New research focuses on developing systems for automated vehicles to perceive and identify objects in their environment and understand social interactions in traffic.
The MIT AgeLab, part of the MIT Center for Transportation & Logistics will build and analyze new deep learning based perception and motion planning methods for automated vehicles as part of the launch of the Toyota Collaborative Safety Research Center (CSRC) Next research initiative. This is the next set of projects in a five-year-old ongoing relationship with Toyota.
The first phase of projects with Toyota CSRC was led by Bryan Reimer, a Research Scientist at MIT AgeLab who manages a multidisciplinary team of researchers and students focused on understanding how drivers respond to the increasing complexity of the modern operating environment. He and his team studied the demands of modern in-vehicle voice interfaces and found that “voice” interfaces draw drivers’ eyes away from the road to a greater degree than expected, and that demands of these interfaces need to be considered in the time course optimization of systems. Reimer’s study eventually contributed to the redesign of the instrumentation of the current Toyota Corolla and the forthcoming, 2018 Toyota Camry. (Read more in the 2017 Toyota CSRC report.)
Reimer and his team are building and developing prototypes of hardware and software systems that can be integrated into cars in order to detect everything about the state of the driver and the external environment. Their prototypes are designed to work both with cars with minimal levels of autonomy and with cars that are fully autonomous.
Computer scientist and member of Reimer’s team, Lex Fridman, leads a group of seven computer engineers working on computer vision, deep learning, and planning algorithms for semiautonomous vehicles. The application of deep learning is used for understanding the world around the car and human behavior inside the car.
Fridman says, “The vehicle must first gain awareness of all entities in the driving scene, including pedestrians, cyclists, cars, traffic signals, and road markings. We use a learning-based approach for this perception task and also for the subsequent task of planning a safe trajectory around those entities.”
Fridman and his team, now firmly entrenched in the next phase of the project with Toyota CRSC, set up a stationary camera at a busy intersection on the MIT campus to automatically detect the micro-movements of pedestrians as they make decisions about crossing the street. Using deep learning and computer vision methods, Fridman automatically converts the raw video footage into millisecond level estimations of each pedestrian’s body position. The program analyzes the movement of over 100,000 pedestrians’ heads, arms, feet, and full bodies.

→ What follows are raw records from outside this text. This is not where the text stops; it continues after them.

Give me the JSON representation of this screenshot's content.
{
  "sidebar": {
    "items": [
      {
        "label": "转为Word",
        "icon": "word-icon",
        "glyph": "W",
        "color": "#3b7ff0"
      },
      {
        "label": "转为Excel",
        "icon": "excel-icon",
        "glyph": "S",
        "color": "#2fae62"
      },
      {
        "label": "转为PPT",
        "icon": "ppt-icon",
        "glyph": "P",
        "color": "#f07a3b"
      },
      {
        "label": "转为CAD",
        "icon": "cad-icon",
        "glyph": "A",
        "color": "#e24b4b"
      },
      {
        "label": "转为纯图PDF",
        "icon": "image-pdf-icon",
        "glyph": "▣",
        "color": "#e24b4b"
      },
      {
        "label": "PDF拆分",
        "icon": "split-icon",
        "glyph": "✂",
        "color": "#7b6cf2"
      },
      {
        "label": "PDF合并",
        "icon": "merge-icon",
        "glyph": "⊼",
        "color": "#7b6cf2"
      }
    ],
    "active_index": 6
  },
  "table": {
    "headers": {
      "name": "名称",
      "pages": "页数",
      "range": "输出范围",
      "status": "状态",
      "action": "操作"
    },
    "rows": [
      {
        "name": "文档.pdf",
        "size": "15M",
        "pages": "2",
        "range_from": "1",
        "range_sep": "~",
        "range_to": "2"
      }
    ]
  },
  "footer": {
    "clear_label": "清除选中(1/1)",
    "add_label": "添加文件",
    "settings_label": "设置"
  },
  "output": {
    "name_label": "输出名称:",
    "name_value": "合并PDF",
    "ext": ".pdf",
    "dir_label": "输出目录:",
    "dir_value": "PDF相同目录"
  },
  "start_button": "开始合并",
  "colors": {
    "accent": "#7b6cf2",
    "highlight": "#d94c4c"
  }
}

Fridman’s research also focuses on the world inside the car. He says, “Just as interesting and complex is the integration of data inside the car to improve our understanding of automated systems and enhance their capability to support the driver. This includes everything about the driver’s face, head position, emotion, drowsiness, attentiveness, and body language.” The team is exploring with Toyota and other partners, the use of cameras positioned to capture the driver, and extract all those driver state factors from the raw video, turning them into useable data which promises to support future automotive industry needs.

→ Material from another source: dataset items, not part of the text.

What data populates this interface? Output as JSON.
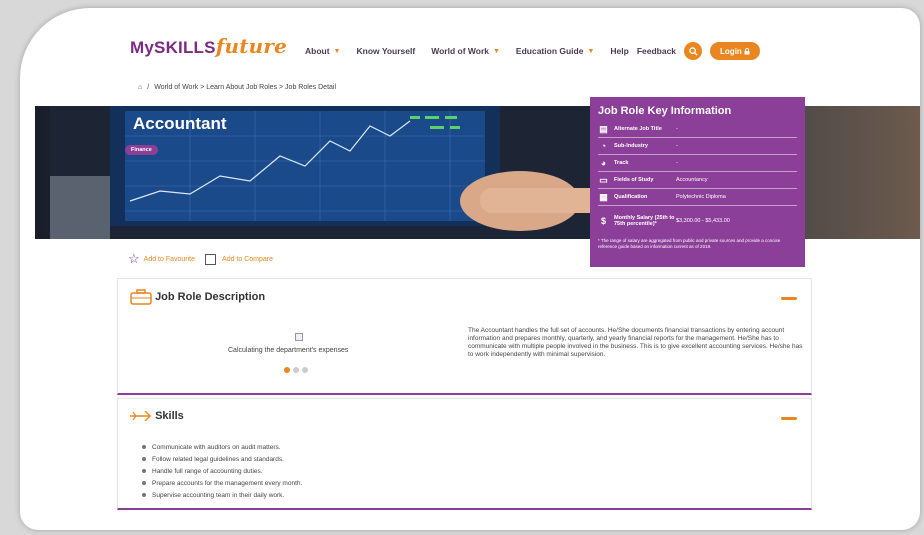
{
  "header": {
    "logo_my": "My",
    "logo_skills": "SKILLS",
    "logo_future": "future",
    "nav": [
      {
        "label": "About",
        "dropdown": true
      },
      {
        "label": "Know Yourself",
        "dropdown": false
      },
      {
        "label": "World of Work",
        "dropdown": true
      },
      {
        "label": "Education Guide",
        "dropdown": true
      },
      {
        "label": "Help",
        "dropdown": false
      },
      {
        "label": "Feedback",
        "dropdown": false
      }
    ],
    "login_label": "Login",
    "accent": "#e9861f",
    "brand": "#7b2b83"
  },
  "breadcrumb": {
    "home_icon": "home-icon",
    "sep": "/",
    "path": "World of Work > Learn About Job Roles > Job Roles Detail"
  },
  "hero": {
    "title": "Accountant",
    "tag": "Finance"
  },
  "key_info": {
    "title": "Job Role Key Information",
    "rows": [
      {
        "icon": "briefcase-icon",
        "label": "Alternate Job Title",
        "value": "-"
      },
      {
        "icon": "pie-icon",
        "label": "Sub-Industry",
        "value": "-"
      },
      {
        "icon": "track-icon",
        "label": "Track",
        "value": "-"
      },
      {
        "icon": "book-icon",
        "label": "Fields of Study",
        "value": "Accountancy"
      },
      {
        "icon": "certificate-icon",
        "label": "Qualification",
        "value": "Polytechnic Diploma"
      },
      {
        "icon": "dollar-icon",
        "label": "Monthly Salary (25th to 75th percentile)*",
        "value": "$3,300.00 - $5,433.00"
      }
    ],
    "note": "* The range of salary are aggregated from public and private sources and provide a concise reference guide based on information current as of 2019.",
    "color": "#8c3f98"
  },
  "actions": {
    "favourite": "Add to Favourite",
    "compare": "Add to Compare"
  },
  "description": {
    "title": "Job Role Description",
    "image_caption": "Calculating the department's expenses",
    "text": "The Accountant handles the full set of accounts. He/She documents financial transactions by entering account information and prepares monthly, quarterly, and yearly financial reports for the management. He/She has to communicate with multiple people involved in the business. This is to give excellent accounting services. He/she has to work independently with minimal supervision."
  },
  "skills": {
    "title": "Skills",
    "items": [
      "Communicate with auditors on audit matters.",
      "Follow related legal guidelines and standards.",
      "Handle full range of accounting duties.",
      "Prepare accounts for the management every month.",
      "Supervise accounting team in their daily work."
    ]
  }
}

“What’s innovative about Lex’s work is that it uses state-of-the-art methods in computer science and artificial intelligence to study the complexities of human intent grounded in large-scale real-world data,” says Reimer.
Director of Toyota CSRC, Chuck Gulash says, “Our research leverages the AgeLab’s expertise in computer vision, state detection, naturalistic data collection and deep learning to focus on the challenges and opportunities of autonomous vehicle technologies.” When asked how the research collaboration would affect the future of automotive technology, Gulash continued, “It will contribute to better computer-based perception of a vehicle’s environment as well as social interactions with other road users. What is unique about the AgeLab’s work is that it brings together advanced computer science with a human centered perspective on driver behavior. As with all CSRC projects, output from the AgeLab’s effort will be openly shared with industry, academia and government to contribute to future safe mobility.”
Joe Coughlin, Director of MIT AgeLab says, “AgeLab is using all of these technologies to do two things: understand human behavior in the driving context, and to design future systems that result in greater safety and expansion of mobility options for all ages.”